(Bloomberg) — Tesla Inc.’s plunging stock price indicates investors want Elon Musk to quickly cut a deal with the Securities and Exchange Commission. The question is whether the notoriously unpredictable chief executive officer will take the hint.
In suing Musk Thursday, the SEC put shareholders’ worst case scenario on the table: Musk’s potential ouster from Tesla. The regulator had offered a much lighter punishment that would have allowed him to stay on as CEO, while paying between $5 million and $10 million, according to a person with knowledge of the matter. Under the scrapped settlement, Tesla would have also faced a financial penalty, though it was lower than Musk’s, the person said.
But the accord was refused, and now Tesla is tanking. That’s putting intense pressure on Musk and the electric-carmaker’s board to stop the bleeding.

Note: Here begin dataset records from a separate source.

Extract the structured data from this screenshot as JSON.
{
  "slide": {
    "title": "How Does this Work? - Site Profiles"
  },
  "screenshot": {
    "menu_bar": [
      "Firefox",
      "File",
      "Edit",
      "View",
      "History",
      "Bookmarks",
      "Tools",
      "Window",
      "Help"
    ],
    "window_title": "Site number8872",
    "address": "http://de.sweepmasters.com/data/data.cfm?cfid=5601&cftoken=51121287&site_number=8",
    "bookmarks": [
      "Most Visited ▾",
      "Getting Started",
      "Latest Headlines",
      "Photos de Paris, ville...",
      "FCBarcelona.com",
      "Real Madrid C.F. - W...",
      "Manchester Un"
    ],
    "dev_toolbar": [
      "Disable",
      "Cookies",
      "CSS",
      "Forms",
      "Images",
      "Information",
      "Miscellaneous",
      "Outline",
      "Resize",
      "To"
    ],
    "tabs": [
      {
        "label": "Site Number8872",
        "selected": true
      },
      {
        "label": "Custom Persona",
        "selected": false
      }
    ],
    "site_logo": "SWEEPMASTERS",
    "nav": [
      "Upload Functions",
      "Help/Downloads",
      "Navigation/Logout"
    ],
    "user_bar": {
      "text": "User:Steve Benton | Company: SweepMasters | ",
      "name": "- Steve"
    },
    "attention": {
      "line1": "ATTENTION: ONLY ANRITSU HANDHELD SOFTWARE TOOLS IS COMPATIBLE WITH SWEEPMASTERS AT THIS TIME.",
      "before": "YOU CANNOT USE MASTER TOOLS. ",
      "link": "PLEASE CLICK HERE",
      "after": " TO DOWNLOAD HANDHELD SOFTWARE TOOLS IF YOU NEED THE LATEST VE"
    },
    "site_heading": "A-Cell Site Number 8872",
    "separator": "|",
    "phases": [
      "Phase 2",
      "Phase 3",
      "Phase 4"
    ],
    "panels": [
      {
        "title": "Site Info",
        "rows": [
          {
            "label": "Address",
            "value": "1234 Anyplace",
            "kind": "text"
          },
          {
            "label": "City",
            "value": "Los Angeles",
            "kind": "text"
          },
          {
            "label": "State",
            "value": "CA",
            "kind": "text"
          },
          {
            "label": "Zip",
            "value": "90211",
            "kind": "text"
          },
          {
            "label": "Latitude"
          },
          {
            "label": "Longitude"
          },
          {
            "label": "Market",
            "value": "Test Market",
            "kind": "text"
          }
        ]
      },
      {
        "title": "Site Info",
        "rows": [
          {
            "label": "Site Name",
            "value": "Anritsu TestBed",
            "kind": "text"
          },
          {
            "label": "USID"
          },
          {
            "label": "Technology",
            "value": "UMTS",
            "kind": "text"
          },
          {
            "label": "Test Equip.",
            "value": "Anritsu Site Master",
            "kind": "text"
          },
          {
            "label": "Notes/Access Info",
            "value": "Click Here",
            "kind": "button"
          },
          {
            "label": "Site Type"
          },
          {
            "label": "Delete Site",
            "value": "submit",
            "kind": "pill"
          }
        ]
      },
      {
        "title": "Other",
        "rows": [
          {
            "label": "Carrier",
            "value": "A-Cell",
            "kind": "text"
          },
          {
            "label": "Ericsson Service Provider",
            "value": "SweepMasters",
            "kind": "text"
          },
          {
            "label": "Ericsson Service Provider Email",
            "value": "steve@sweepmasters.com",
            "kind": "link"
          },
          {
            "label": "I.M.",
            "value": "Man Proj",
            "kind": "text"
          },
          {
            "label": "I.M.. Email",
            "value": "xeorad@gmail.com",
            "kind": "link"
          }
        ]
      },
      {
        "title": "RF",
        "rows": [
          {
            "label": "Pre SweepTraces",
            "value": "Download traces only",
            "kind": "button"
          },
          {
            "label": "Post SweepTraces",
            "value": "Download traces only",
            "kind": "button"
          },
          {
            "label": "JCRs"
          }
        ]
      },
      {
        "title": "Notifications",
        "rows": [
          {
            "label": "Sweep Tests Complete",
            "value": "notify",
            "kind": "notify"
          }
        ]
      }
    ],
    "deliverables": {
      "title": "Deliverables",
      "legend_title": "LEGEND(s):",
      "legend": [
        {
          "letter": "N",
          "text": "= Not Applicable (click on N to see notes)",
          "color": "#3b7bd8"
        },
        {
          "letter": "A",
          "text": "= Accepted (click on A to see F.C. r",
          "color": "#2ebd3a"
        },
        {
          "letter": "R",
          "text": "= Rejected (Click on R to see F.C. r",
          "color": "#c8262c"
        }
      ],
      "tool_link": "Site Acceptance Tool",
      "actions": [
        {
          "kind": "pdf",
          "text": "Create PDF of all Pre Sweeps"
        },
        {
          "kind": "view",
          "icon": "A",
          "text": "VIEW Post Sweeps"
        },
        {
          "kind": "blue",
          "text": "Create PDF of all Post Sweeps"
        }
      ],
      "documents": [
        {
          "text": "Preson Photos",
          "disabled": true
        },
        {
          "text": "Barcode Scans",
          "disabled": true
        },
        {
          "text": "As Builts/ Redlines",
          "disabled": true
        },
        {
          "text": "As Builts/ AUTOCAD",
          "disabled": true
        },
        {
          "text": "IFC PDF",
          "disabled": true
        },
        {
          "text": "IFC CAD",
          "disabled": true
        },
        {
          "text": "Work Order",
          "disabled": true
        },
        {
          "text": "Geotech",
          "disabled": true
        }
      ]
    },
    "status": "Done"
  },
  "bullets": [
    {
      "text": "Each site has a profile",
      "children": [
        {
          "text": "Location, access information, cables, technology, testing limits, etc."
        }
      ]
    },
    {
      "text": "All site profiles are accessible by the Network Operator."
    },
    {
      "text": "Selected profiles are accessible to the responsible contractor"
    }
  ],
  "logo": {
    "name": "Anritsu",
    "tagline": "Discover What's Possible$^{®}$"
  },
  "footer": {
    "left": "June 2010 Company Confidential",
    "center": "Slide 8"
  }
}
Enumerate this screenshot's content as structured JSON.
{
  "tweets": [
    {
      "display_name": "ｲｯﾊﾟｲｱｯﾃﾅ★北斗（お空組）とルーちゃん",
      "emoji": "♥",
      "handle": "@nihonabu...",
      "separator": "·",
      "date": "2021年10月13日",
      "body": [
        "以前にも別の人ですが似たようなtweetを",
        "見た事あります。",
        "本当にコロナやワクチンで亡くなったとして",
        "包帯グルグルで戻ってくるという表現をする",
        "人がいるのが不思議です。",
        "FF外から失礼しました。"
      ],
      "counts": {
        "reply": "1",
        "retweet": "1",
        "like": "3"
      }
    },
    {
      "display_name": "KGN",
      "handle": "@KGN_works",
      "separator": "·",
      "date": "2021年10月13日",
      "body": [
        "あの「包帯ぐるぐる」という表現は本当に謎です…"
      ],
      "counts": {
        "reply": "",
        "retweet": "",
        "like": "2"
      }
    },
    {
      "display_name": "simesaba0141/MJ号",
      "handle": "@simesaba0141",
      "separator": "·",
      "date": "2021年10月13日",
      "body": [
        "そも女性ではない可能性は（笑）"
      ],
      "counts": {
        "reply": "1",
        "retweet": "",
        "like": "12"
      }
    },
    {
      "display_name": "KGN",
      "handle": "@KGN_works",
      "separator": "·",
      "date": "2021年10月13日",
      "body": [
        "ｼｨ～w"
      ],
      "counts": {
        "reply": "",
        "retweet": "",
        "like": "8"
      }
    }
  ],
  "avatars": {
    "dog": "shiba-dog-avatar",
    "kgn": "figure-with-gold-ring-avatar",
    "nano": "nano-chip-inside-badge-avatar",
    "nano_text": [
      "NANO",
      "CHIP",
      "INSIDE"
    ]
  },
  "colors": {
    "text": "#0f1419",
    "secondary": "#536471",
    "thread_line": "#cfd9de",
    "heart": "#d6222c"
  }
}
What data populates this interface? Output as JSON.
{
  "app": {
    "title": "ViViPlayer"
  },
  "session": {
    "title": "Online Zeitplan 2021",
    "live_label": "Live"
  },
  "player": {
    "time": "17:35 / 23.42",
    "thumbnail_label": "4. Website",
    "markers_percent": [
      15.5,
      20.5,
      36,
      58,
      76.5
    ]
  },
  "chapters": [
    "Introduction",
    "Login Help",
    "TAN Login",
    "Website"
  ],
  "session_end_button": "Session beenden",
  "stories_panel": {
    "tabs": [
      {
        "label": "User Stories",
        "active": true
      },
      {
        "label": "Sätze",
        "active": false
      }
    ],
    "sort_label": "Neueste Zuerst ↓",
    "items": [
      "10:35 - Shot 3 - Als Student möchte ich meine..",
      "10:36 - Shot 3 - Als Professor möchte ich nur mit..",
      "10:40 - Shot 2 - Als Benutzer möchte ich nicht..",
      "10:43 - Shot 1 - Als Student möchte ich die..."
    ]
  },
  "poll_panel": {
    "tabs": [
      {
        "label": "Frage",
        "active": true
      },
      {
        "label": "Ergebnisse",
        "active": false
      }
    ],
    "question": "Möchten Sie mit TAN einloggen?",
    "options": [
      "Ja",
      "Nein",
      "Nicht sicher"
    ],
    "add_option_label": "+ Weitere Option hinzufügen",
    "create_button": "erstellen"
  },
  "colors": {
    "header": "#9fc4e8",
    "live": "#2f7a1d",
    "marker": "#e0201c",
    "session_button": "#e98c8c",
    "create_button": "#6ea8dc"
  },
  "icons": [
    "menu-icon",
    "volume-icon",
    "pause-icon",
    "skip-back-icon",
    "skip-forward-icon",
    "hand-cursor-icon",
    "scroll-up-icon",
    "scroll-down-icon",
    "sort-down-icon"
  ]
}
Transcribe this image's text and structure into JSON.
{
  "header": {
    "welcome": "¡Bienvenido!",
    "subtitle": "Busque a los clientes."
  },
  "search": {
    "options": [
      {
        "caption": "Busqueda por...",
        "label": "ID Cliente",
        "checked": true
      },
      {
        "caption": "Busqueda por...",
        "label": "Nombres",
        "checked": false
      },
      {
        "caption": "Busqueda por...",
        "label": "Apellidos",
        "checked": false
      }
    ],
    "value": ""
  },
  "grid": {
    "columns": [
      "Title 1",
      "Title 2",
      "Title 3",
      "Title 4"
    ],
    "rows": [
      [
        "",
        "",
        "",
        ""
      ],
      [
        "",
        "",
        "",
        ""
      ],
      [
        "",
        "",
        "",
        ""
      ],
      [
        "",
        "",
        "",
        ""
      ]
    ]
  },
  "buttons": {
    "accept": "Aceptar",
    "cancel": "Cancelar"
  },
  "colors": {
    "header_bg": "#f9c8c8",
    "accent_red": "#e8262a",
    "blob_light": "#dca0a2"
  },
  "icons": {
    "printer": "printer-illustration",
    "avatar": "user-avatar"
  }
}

“He needs to settle, and the Tesla board needs to force him to settle,” said John Coffee, director of the Center on Corporate Governance at Columbia Law School.
Tesla plunged 12 percent to $270 Friday afternoon in New York, wiping out some $6 billion in shareholder value.
Moving with unusual speed, the SEC accused Musk of falsely asserting that he had lined up funding to take Tesla private. The regulator said it’s seeking unspecified monetary penalties and, more importantly, will request that a judge bar Musk from serving as an officer or director of a public company.
“My own belief is that the SEC would not have asked for a bar” if Musk had settled, Coffee said. “One can view the proposed bar as a nuclear threat to induce him to settle.”
The regulator’s aggressive decision to sue came after Musk rejected a deal that would have subjected him to a short-term bar from serving as Tesla’s chairman, said the person who asked not to be named because the accord was never public.
SEC spokesman Ryan White declined to comment, while Tesla officials didn’t immediately respond for a request for comment.
The SEC’s terms might have seemed reasonable to the typical CEO who had ended up in a situation like Musk’s. But Musk is far from typical, as demonstrated by his decision to smoke marijuana on a podcast, call a cave explorer in Thailand a pedophile and send out a shocking Aug. 7 tweet during market hours stating that he was going to buyout Tesla at $420 a share.
After the SEC sued, Musk remained recalcitrant. In a statement, he called the regulator’s decision an “unjustified action” that had left him “deeply saddened and disappointed.”
It’s not unusual for the SEC to lay the trump card of a lawsuit on the table when it can’t get a target under investigation to settle.
In 2010, the agency famously accused Goldman Sachs Group Inc. of peddling a mortgage security without telling investors that a hedge fund had helped design the asset and was betting that it would fail. The case was dropped in the middle of the trading day, and predictably Goldman shares plunged.
Like Musk, Goldman was initially defiant, arguing the allegations were completely unfounded and pledged to “vigorously” fight them. But as the weeks went by and investors got more nervous about the lack of a resolution, Goldman settled, agreeing to pay a $550 million fine.